The Captive of the Castle of Sennaar

An African Tale

By George A. Cumberland, Jr Bentley, and Jr
Categories: Literature & Language Studies
Publisher: McGill-Queen's University Press
Hardcover : 9780773507425, 416 pages, November 1991
Ebook (PDF) : 9780773562356, 416 pages, November 1991

Description

The first part, set on an island in central Africa among descendants of classical Greek civilization, was printed in 1789 but immediately suppressed by Cumberland. A passage describing society everywhere except on the utopian island as oligarchic and unjust was deemed by his lawyer to be potentially seditious; the novel was only published a decade later, and then in revised form. The second part, set in central Africa's Mountains of the Moon among descendants of followers of a fourth-century Christian heretic, is published here for the first time. Cumberland was a widely cultivated and deeply humane dilettante. A poet, painter, distinguished collector of prints and shells, and scientific inventor, he was passionately concerned with the reform of politics and society. He was also friends with some of the best authors and painters of his time, including William Blake, who encouraged Cumberland's ideals. Bentley describes the similarities between Blake's radical analysis of society and his early ideas on free love, sexuality, slavery, natural religion, and energy and the ideals Cumberland espouses in The Captive of the Castle of Sennaar. Bentley provides historical and geographical appendixes, textual and commentary notes, and a comparison of Cumberland's work to Simon Berington's The Memoirs of Signor Gaudentino di Lucca. Bentley's edition of The Captive of the Castle of Sennaar will be of interest to Blake scholars and to students and scholars of utopian literature and late eighteenth-century and Romantic literature and culture.

Reviews

"It is unlikely that anyone possesses more information about George Cumberland's life and works than G.E. Bentley, Jr.
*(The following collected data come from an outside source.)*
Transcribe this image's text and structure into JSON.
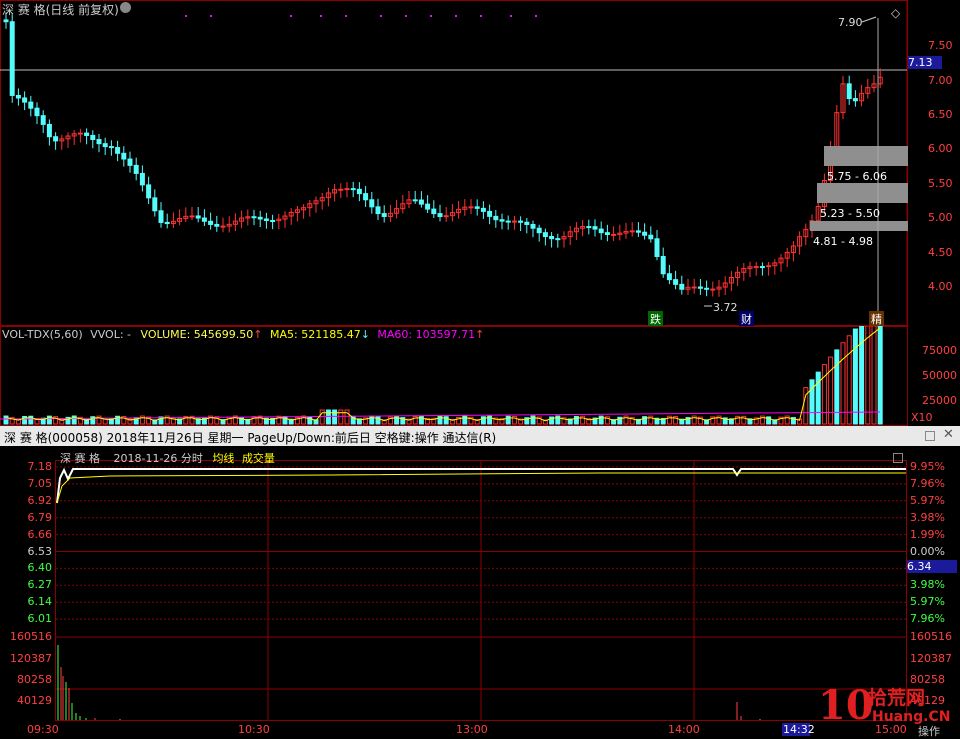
{
  "kline_header": {
    "title": "深 赛 格(日线 前复权)",
    "close_icon": "close-icon"
  },
  "kline_price_axis": [
    "7.50",
    "7.00",
    "6.50",
    "6.00",
    "5.50",
    "5.00",
    "4.50",
    "4.00"
  ],
  "kline_price_marker": "7.13",
  "kline_labels": {
    "high": "7.90",
    "low": "3.72",
    "range1": "5.75 - 6.06",
    "range2": "5.23 - 5.50",
    "range3": "4.81 - 4.98"
  },
  "kline_markers": {
    "die": "跌",
    "cai": "财",
    "jing": "精"
  },
  "vol_header": {
    "name": "VOL-TDX(5,60)",
    "vvol": "VVOL: -",
    "volume": "VOLUME: 545699.50",
    "ma5": "MA5: 521185.47",
    "ma60": "MA60: 103597.71"
  },
  "vol_axis": [
    "75000",
    "50000",
    "25000"
  ],
  "vol_multiplier": "X10",
  "minute_window_title": "深 赛 格(000058)  2018年11月26日 星期一  PageUp/Down:前后日 空格键:操作  通达信(R)",
  "minute_subheader": {
    "name": "深 赛 格",
    "date": "2018-11-26 分时",
    "avg": "均线",
    "vol": "成交量"
  },
  "minute_price_left": [
    "7.18",
    "7.05",
    "6.92",
    "6.79",
    "6.66",
    "6.53",
    "6.40",
    "6.27",
    "6.14",
    "6.01"
  ],
  "minute_pct_right": [
    "9.95%",
    "7.96%",
    "5.97%",
    "3.98%",
    "1.99%",
    "0.00%",
    "1.99%",
    "3.98%",
    "5.97%",
    "7.96%"
  ],
  "minute_price_marker": "6.34",
  "minute_vol_left": [
    "160516",
    "120387",
    "80258",
    "40129"
  ],
  "minute_vol_right": [
    "160516",
    "120387",
    "80258",
    "40129"
  ],
  "time_axis": [
    "09:30",
    "10:30",
    "13:00",
    "14:00",
    "15:00"
  ],
  "time_cursor": "14:32",
  "operate_label": "操作",
  "watermark": {
    "text": "拾荒网",
    "sub": "Huang.CN"
  },
  "colors": {
    "up": "#ff3232",
    "down": "#54fcfc",
    "grid": "#8b0000",
    "ma60": "#ff00ff",
    "ma5": "#ffff00"
  }
}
This edition displays those qualities of systematic bibliographical scholarship and scrupulous attention to detail which mark the other productions of this distinguished bibliographer, biographer, and editor." Richard Shroyer, Department of English, University of Western Ontario. "An interesting and unusual text ... [which] contributes to an interdisciplinary understanding of the intellectual life of the Romantic Period in England." Gary Kelly, Department of English, University of Alberta.